When I was seven months pregnant, my blood pressure spiked. Even worse, there was protein in my urine. The doctors started talking about preeclampsia.
At the sound of that word, my blood ran cold. Preeclampsia, for those of you who don’t know, is a hypertensive disorder (meaning it stems from high blood pressure) that in its most severe forms can cause death. That’s right. When left untreated, it can kill both you and your unborn child.
When caught early (as it was in my case), it’s usually controllable with medication and bed rest. But sometimes it can lead to serious complications—and force the early delivery of your baby.
I was lucky.
After a week of almost total bed rest, the protein disappeared and my blood pressure sank to more manageable levels. I still had to take it easy for the rest of my pregnancy, but Tori was able to continue baking until my due date.
But a lot of women (and babies) don’t get that break. A lot of moms give birth to their babies prematurely.
In fact, 543,000 babies are born too soon in the U.S. every year. That’s one in every eight babies. One in eight. That’s a whole lot of babies, people.
Being born prematurely puts them at risk for a host of health problems, including cerebral palsy, mental retardation, hearing loss and blindness.

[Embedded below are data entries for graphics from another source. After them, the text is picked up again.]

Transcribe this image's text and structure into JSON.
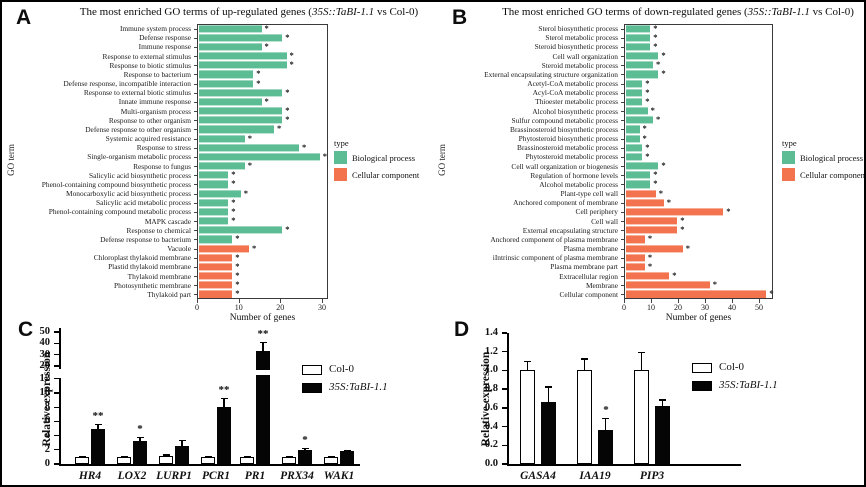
{
  "panels": {
    "a": {
      "letter": "A",
      "title_prefix": "The most enriched GO terms of up-regulated genes (",
      "title_italic": "35S::TaBI-1.1",
      "title_suffix": " vs Col-0)"
    },
    "b": {
      "letter": "B",
      "title_prefix": "The most enriched GO terms of down-regulated genes (",
      "title_italic": "35S::TaBI-1.1",
      "title_suffix": " vs Col-0)"
    },
    "c": {
      "letter": "C"
    },
    "d": {
      "letter": "D"
    }
  },
  "chart_data": [
    {
      "id": "A",
      "type": "bar",
      "orientation": "horizontal",
      "title": "The most enriched GO terms of up-regulated genes (35S::TaBI-1.1 vs Col-0)",
      "xlabel": "Number of genes",
      "ylabel": "GO term",
      "xlim": [
        0,
        30
      ],
      "xticks": [
        0,
        10,
        20,
        30
      ],
      "legend_title": "type",
      "legend": [
        {
          "label": "Biological process",
          "color": "#5CBC94"
        },
        {
          "label": "Cellular component",
          "color": "#F2734D"
        }
      ],
      "colors": {
        "bp": "#5CBC94",
        "cc": "#F2734D"
      },
      "rows": [
        {
          "label": "Immune system process",
          "value": 15,
          "type": "bp",
          "sig": "*"
        },
        {
          "label": "Defense response",
          "value": 20,
          "type": "bp",
          "sig": "*"
        },
        {
          "label": "Immune response",
          "value": 15,
          "type": "bp",
          "sig": "*"
        },
        {
          "label": "Response to external stimulus",
          "value": 21,
          "type": "bp",
          "sig": "*"
        },
        {
          "label": "Response to biotic stimulus",
          "value": 21,
          "type": "bp",
          "sig": "*"
        },
        {
          "label": "Response to bacterium",
          "value": 13,
          "type": "bp",
          "sig": "*"
        },
        {
          "label": "Defense response, incompatible interaction",
          "value": 13,
          "type": "bp",
          "sig": "*"
        },
        {
          "label": "Response to external biotic stimulus",
          "value": 20,
          "type": "bp",
          "sig": "*"
        },
        {
          "label": "Innate immune response",
          "value": 15,
          "type": "bp",
          "sig": "*"
        },
        {
          "label": "Multi-organism process",
          "value": 20,
          "type": "bp",
          "sig": "*"
        },
        {
          "label": "Response to other organism",
          "value": 20,
          "type": "bp",
          "sig": "*"
        },
        {
          "label": "Defense response to other organism",
          "value": 18,
          "type": "bp",
          "sig": "*"
        },
        {
          "label": "Systemic acquired resistance",
          "value": 11,
          "type": "bp",
          "sig": "*"
        },
        {
          "label": "Response to stress",
          "value": 24,
          "type": "bp",
          "sig": "*"
        },
        {
          "label": "Single-organism metabolic process",
          "value": 29,
          "type": "bp",
          "sig": "*"
        },
        {
          "label": "Response to fungus",
          "value": 11,
          "type": "bp",
          "sig": "*"
        },
        {
          "label": "Salicylic acid biosynthetic process",
          "value": 7,
          "type": "bp",
          "sig": "*"
        },
        {
          "label": "Phenol-containing compound biosynthetic process",
          "value": 7,
          "type": "bp",
          "sig": "*"
        },
        {
          "label": "Monocarboxylic acid biosynthetic process",
          "value": 10,
          "type": "bp",
          "sig": "*"
        },
        {
          "label": "Salicylic acid metabolic process",
          "value": 7,
          "type": "bp",
          "sig": "*"
        },
        {
          "label": "Phenol-containing compound metabolic process",
          "value": 7,
          "type": "bp",
          "sig": "*"
        },
        {
          "label": "MAPK cascade",
          "value": 7,
          "type": "bp",
          "sig": "*"
        },
        {
          "label": "Response to chemical",
          "value": 20,
          "type": "bp",
          "sig": "*"
        },
        {
          "label": "Defense response to bacterium",
          "value": 8,
          "type": "bp",
          "sig": "*"
        },
        {
          "label": "Vacuole",
          "value": 12,
          "type": "cc",
          "sig": "*"
        },
        {
          "label": "Chloroplast thylakoid membrane",
          "value": 8,
          "type": "cc",
          "sig": "*"
        },
        {
          "label": "Plastid thylakoid membrane",
          "value": 8,
          "type": "cc",
          "sig": "*"
        },
        {
          "label": "Thylakoid membrane",
          "value": 8,
          "type": "cc",
          "sig": "*"
        },
        {
          "label": "Photosynthetic membrane",
          "value": 8,
          "type": "cc",
          "sig": "*"
        },
        {
          "label": "Thylakoid part",
          "value": 8,
          "type": "cc",
          "sig": "*"
        }
      ]
    },
    {
      "id": "B",
      "type": "bar",
      "orientation": "horizontal",
      "title": "The most enriched GO terms of down-regulated genes (35S::TaBI-1.1 vs Col-0)",
      "xlabel": "Number of genes",
      "ylabel": "GO term",
      "xlim": [
        0,
        55
      ],
      "xticks": [
        0,
        10,
        20,
        30,
        40,
        50
      ],
      "legend_title": "type",
      "legend": [
        {
          "label": "Biological process",
          "color": "#5CBC94"
        },
        {
          "label": "Cellular component",
          "color": "#F2734D"
        }
      ],
      "colors": {
        "bp": "#5CBC94",
        "cc": "#F2734D"
      },
      "rows": [
        {
          "label": "Sterol biosynthetic process",
          "value": 9,
          "type": "bp",
          "sig": "*"
        },
        {
          "label": "Sterol metabolic process",
          "value": 9,
          "type": "bp",
          "sig": "*"
        },
        {
          "label": "Steroid biosynthetic process",
          "value": 9,
          "type": "bp",
          "sig": "*"
        },
        {
          "label": "Cell wall organization",
          "value": 12,
          "type": "bp",
          "sig": "*"
        },
        {
          "label": "Steroid metabolic process",
          "value": 10,
          "type": "bp",
          "sig": "*"
        },
        {
          "label": "External encapsulating structure organization",
          "value": 12,
          "type": "bp",
          "sig": "*"
        },
        {
          "label": "Acetyl-CoA metabolic process",
          "value": 6,
          "type": "bp",
          "sig": "*"
        },
        {
          "label": "Acyl-CoA metabolic process",
          "value": 6,
          "type": "bp",
          "sig": "*"
        },
        {
          "label": "Thioester metabolic process",
          "value": 6,
          "type": "bp",
          "sig": "*"
        },
        {
          "label": "Alcohol biosynthetic process",
          "value": 8,
          "type": "bp",
          "sig": "*"
        },
        {
          "label": "Sulfur compound metabolic process",
          "value": 10,
          "type": "bp",
          "sig": "*"
        },
        {
          "label": "Brassinosteroid biosynthetic process",
          "value": 5,
          "type": "bp",
          "sig": "*"
        },
        {
          "label": "Phytosteroid biosynthetic process",
          "value": 5,
          "type": "bp",
          "sig": "*"
        },
        {
          "label": "Brassinosteroid metabolic process",
          "value": 6,
          "type": "bp",
          "sig": "*"
        },
        {
          "label": "Phytosteroid metabolic process",
          "value": 6,
          "type": "bp",
          "sig": "*"
        },
        {
          "label": "Cell wall organization or biogenesis",
          "value": 12,
          "type": "bp",
          "sig": "*"
        },
        {
          "label": "Regulation of hormone levels",
          "value": 9,
          "type": "bp",
          "sig": "*"
        },
        {
          "label": "Alcohol metabolic process",
          "value": 9,
          "type": "bp",
          "sig": "*"
        },
        {
          "label": "Plant-type cell wall",
          "value": 11,
          "type": "cc",
          "sig": "*"
        },
        {
          "label": "Anchored component of membrane",
          "value": 14,
          "type": "cc",
          "sig": "*"
        },
        {
          "label": "Cell periphery",
          "value": 36,
          "type": "cc",
          "sig": "*"
        },
        {
          "label": "Cell wall",
          "value": 19,
          "type": "cc",
          "sig": "*"
        },
        {
          "label": "External encapsulating structure",
          "value": 19,
          "type": "cc",
          "sig": "*"
        },
        {
          "label": "Anchored component of plasma membrane",
          "value": 7,
          "type": "cc",
          "sig": "*"
        },
        {
          "label": "Plasma membrane",
          "value": 21,
          "type": "cc",
          "sig": "*"
        },
        {
          "label": "iIntrinsic component of plasma membrane",
          "value": 7,
          "type": "cc",
          "sig": "*"
        },
        {
          "label": "Plasma membrane part",
          "value": 7,
          "type": "cc",
          "sig": "*"
        },
        {
          "label": "Extracellular region",
          "value": 16,
          "type": "cc",
          "sig": "*"
        },
        {
          "label": "Membrane",
          "value": 31,
          "type": "cc",
          "sig": "*"
        },
        {
          "label": "Cellular component",
          "value": 52,
          "type": "cc",
          "sig": "*"
        }
      ]
    },
    {
      "id": "C",
      "type": "bar",
      "orientation": "vertical",
      "ylabel": "Relative expression",
      "broken_axis": {
        "lower_range": [
          0,
          12
        ],
        "lower_ticks": [
          0,
          2,
          4,
          6,
          8,
          10,
          12
        ],
        "upper_range": [
          20,
          50
        ],
        "upper_ticks": [
          20,
          30,
          40,
          50
        ]
      },
      "series": [
        {
          "name": "Col-0",
          "fill": "#ffffff"
        },
        {
          "name": "35S:TaBI-1.1",
          "fill": "#050505"
        }
      ],
      "groups": [
        {
          "gene": "HR4",
          "col0": 1.0,
          "col0_err": 0.15,
          "tabi": 5.0,
          "tabi_err": 0.6,
          "sig": "**"
        },
        {
          "gene": "LOX2",
          "col0": 1.05,
          "col0_err": 0.15,
          "tabi": 3.3,
          "tabi_err": 0.5,
          "sig": "*"
        },
        {
          "gene": "LURP1",
          "col0": 1.1,
          "col0_err": 0.25,
          "tabi": 2.6,
          "tabi_err": 0.8,
          "sig": ""
        },
        {
          "gene": "PCR1",
          "col0": 1.0,
          "col0_err": 0.1,
          "tabi": 8.0,
          "tabi_err": 1.3,
          "sig": "**"
        },
        {
          "gene": "PR1",
          "col0": 1.05,
          "col0_err": 0.15,
          "tabi": 33,
          "tabi_err": 8,
          "sig": "**"
        },
        {
          "gene": "PRX34",
          "col0": 1.0,
          "col0_err": 0.1,
          "tabi": 2.0,
          "tabi_err": 0.25,
          "sig": "*"
        },
        {
          "gene": "WAK1",
          "col0": 1.05,
          "col0_err": 0.15,
          "tabi": 1.8,
          "tabi_err": 0.2,
          "sig": ""
        }
      ]
    },
    {
      "id": "D",
      "type": "bar",
      "orientation": "vertical",
      "ylabel": "Relative expression",
      "yticks": [
        "0.0",
        "0.2",
        "0.4",
        "0.6",
        "0.8",
        "1.0",
        "1.2",
        "1.4"
      ],
      "ylim": [
        0,
        1.4
      ],
      "series": [
        {
          "name": "Col-0",
          "fill": "#ffffff"
        },
        {
          "name": "35S:TaBI-1.1",
          "fill": "#050505"
        }
      ],
      "groups": [
        {
          "gene": "GASA4",
          "col0": 1.01,
          "col0_err": 0.09,
          "tabi": 0.66,
          "tabi_err": 0.17,
          "sig": ""
        },
        {
          "gene": "IAA19",
          "col0": 1.01,
          "col0_err": 0.12,
          "tabi": 0.36,
          "tabi_err": 0.13,
          "sig": "*"
        },
        {
          "gene": "PIP3",
          "col0": 1.01,
          "col0_err": 0.19,
          "tabi": 0.62,
          "tabi_err": 0.07,
          "sig": ""
        }
      ]
    }
  ]
}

Even worse, they could die. In fact, premature birth is the leading cause of death among newborns.
There’s one organization that’s working to reduce the number of preemies being born in this country—The March of Dimes.
They research the causes of premature birth, educate at risk women and their families, and support families affected by premature birth. In short, they do everything they can to help more babies make it to their due date.
So what can you do to help?
Support them during Prematurity Awareness Month (and every day). Get active. Make a donation. Volunteer. Heck, even blogging about it helps. Just do something.
Because every baby born too soon is one too many.